During her initial consultation with Nifty Bookkeeping, she informed us that she was in recovery from a second stroke and didn’t think her body could survive a third. This had resulted in her reaching out to us for help relieving this massive workload. After only a couple of minutes, we’d informed our client that we could reduce her workday by more than half and that, in that workday, she could increase her productivity. She did not believe what we were saying initially and laughed, as well as swore a little before telling us we were dreaming.

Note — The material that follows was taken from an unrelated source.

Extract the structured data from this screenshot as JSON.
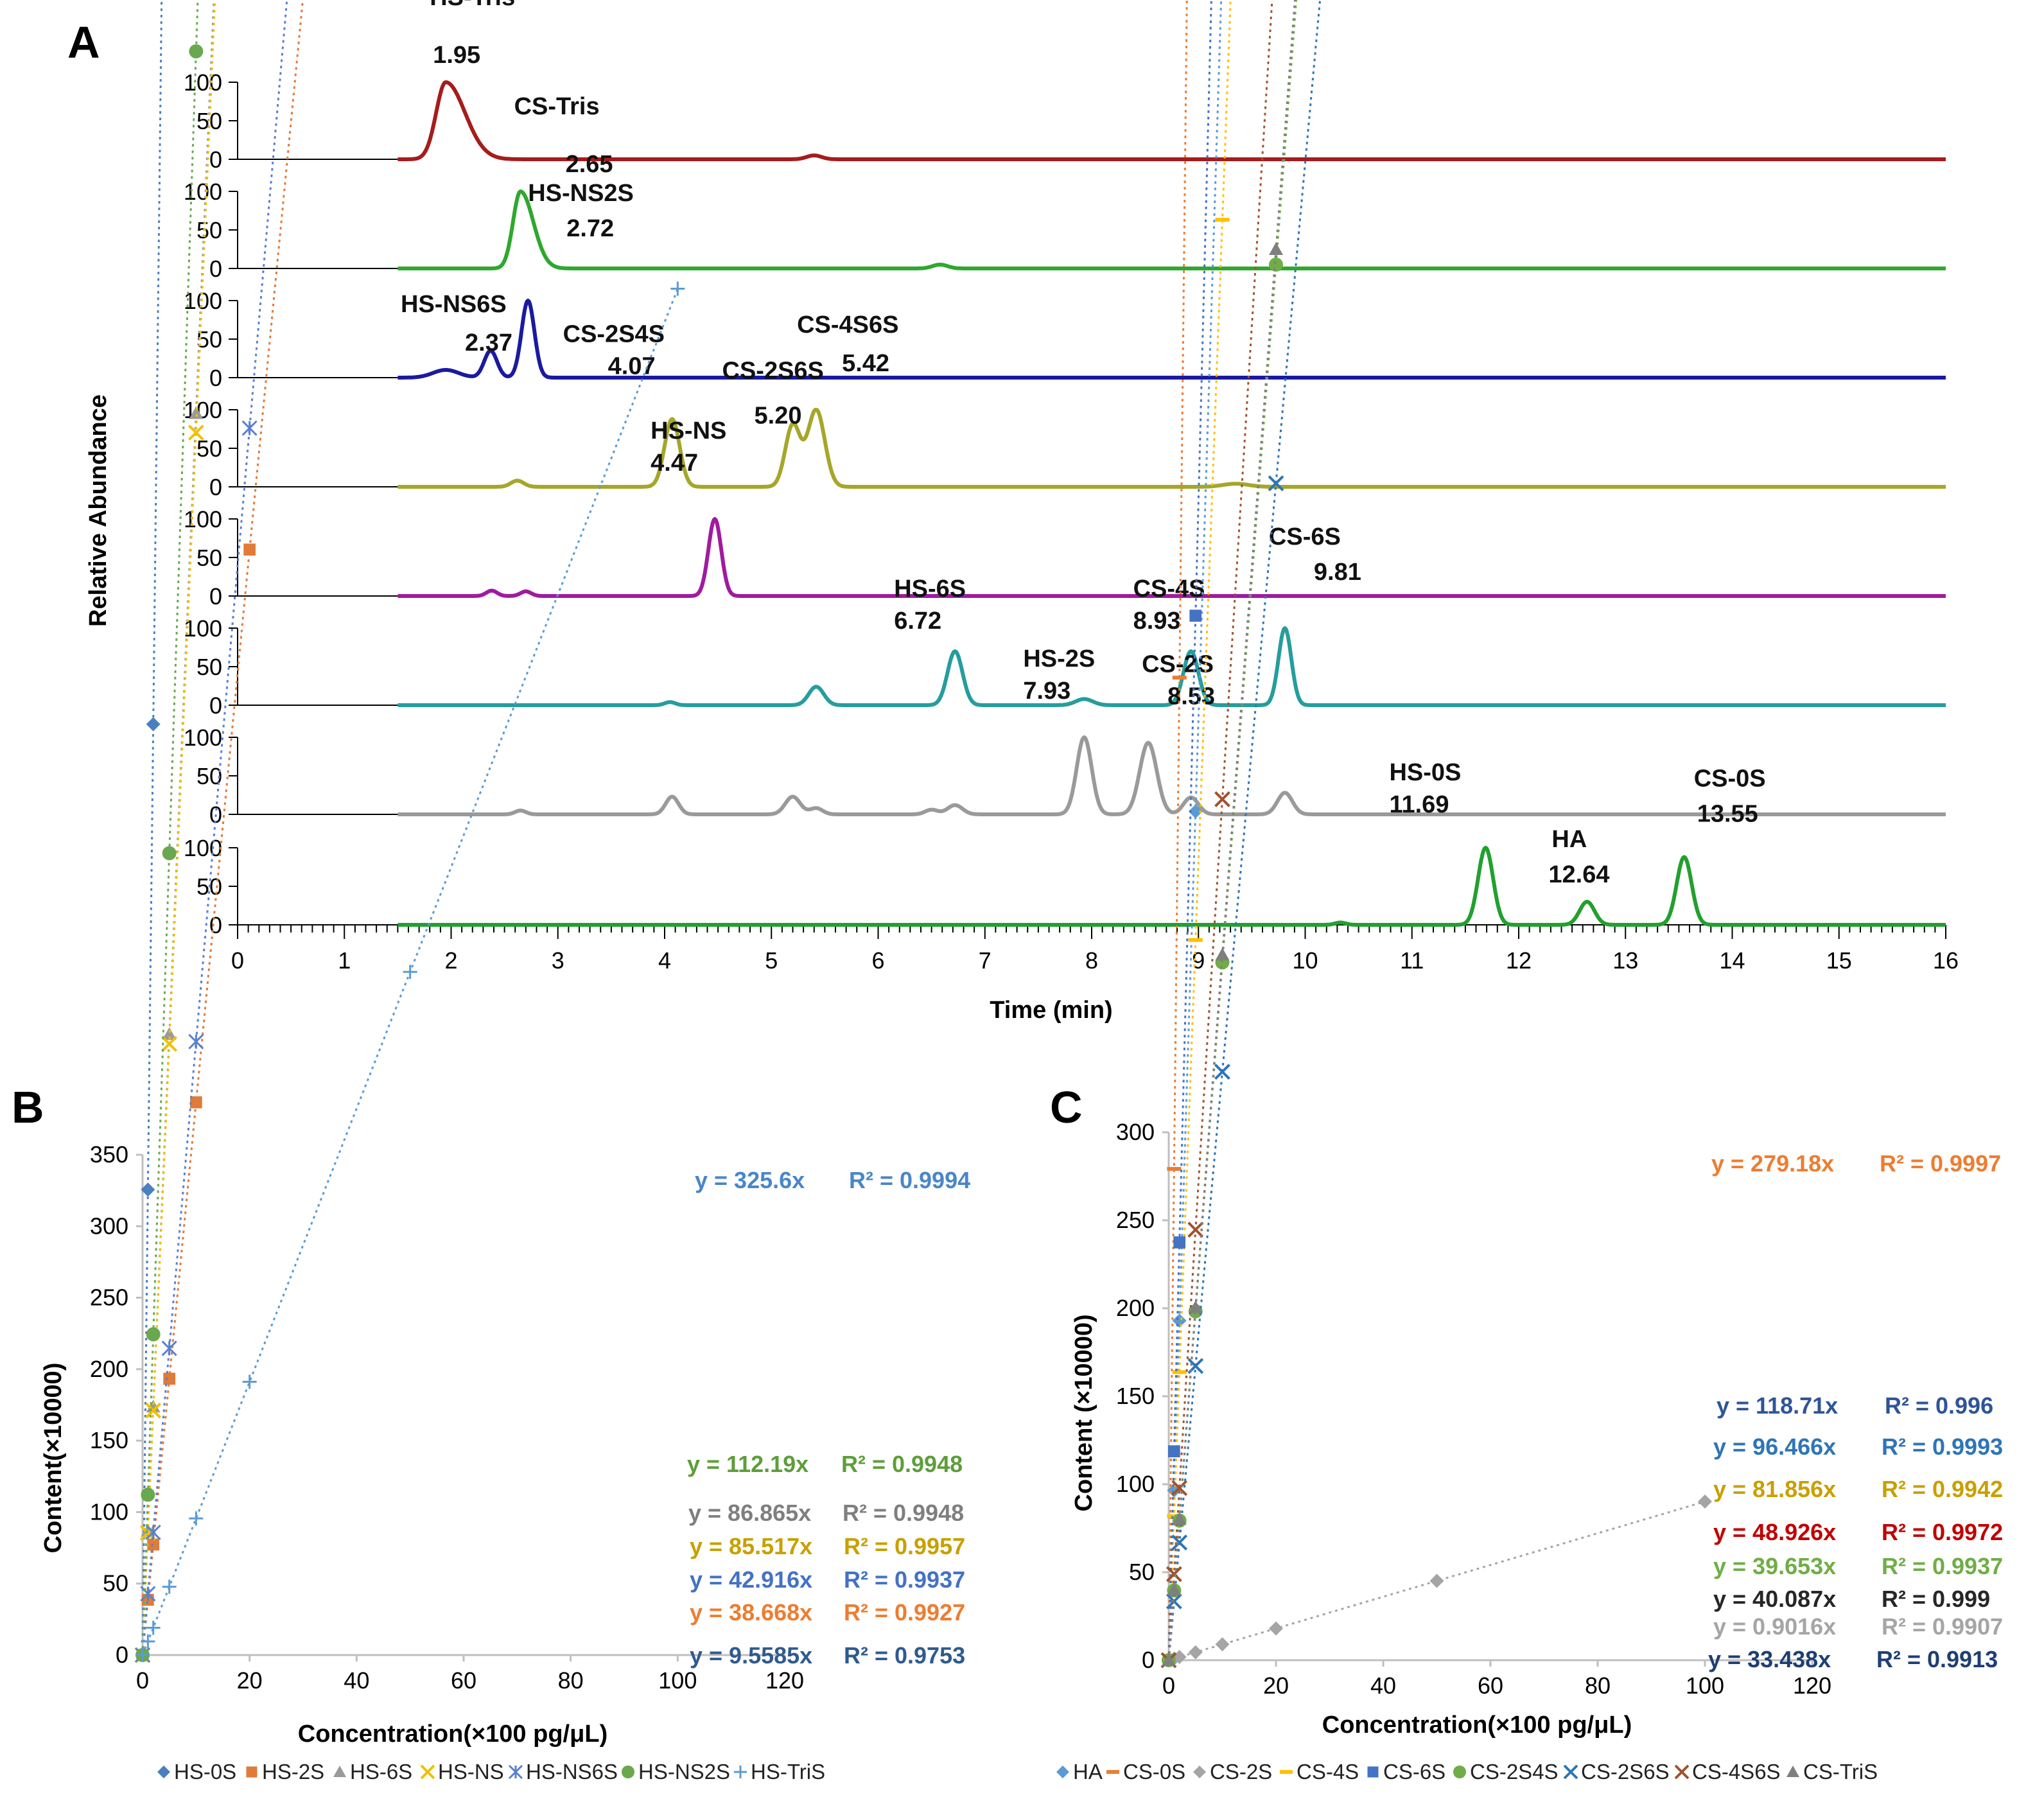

We established a manual process for her and introduced her to a computer, a software package that was easy to learn, email and a printer/scanner. At first, she liked the idea of simply using MS Word for invoicing but once I set the software up and she saw just how simple it was to use, she started typing straight away. She asked about the Debtor cards and at what point she would commence entering the info onto them, so she could start typing up the statements. We then showed her the Accounts Receivable report and printed a couple of Debtor statements, which only took a few minutes and she was in shock at how easy it was.
At this point we asked if she believed we could reduce her workday by more than half and if she could see the potential for growth. She laughed with excitement and relief and couldn’t wait to get started. We assisted in getting the current manual information into the system and maintained the Creditors side of things for about a year.
It was at this point that she had more than tripled her turnover and had employed a number of staff.
I suggested she employ an accounts person as it would be more financially viable. We continued to lodge BAS returns and consult with the accountant, until the accounts person was trained enough to take it over.
Seeing the transition was phenomenal. Eighteen months after we set her up, she got married and had a baby, things she previously wouldn’t have had time to do.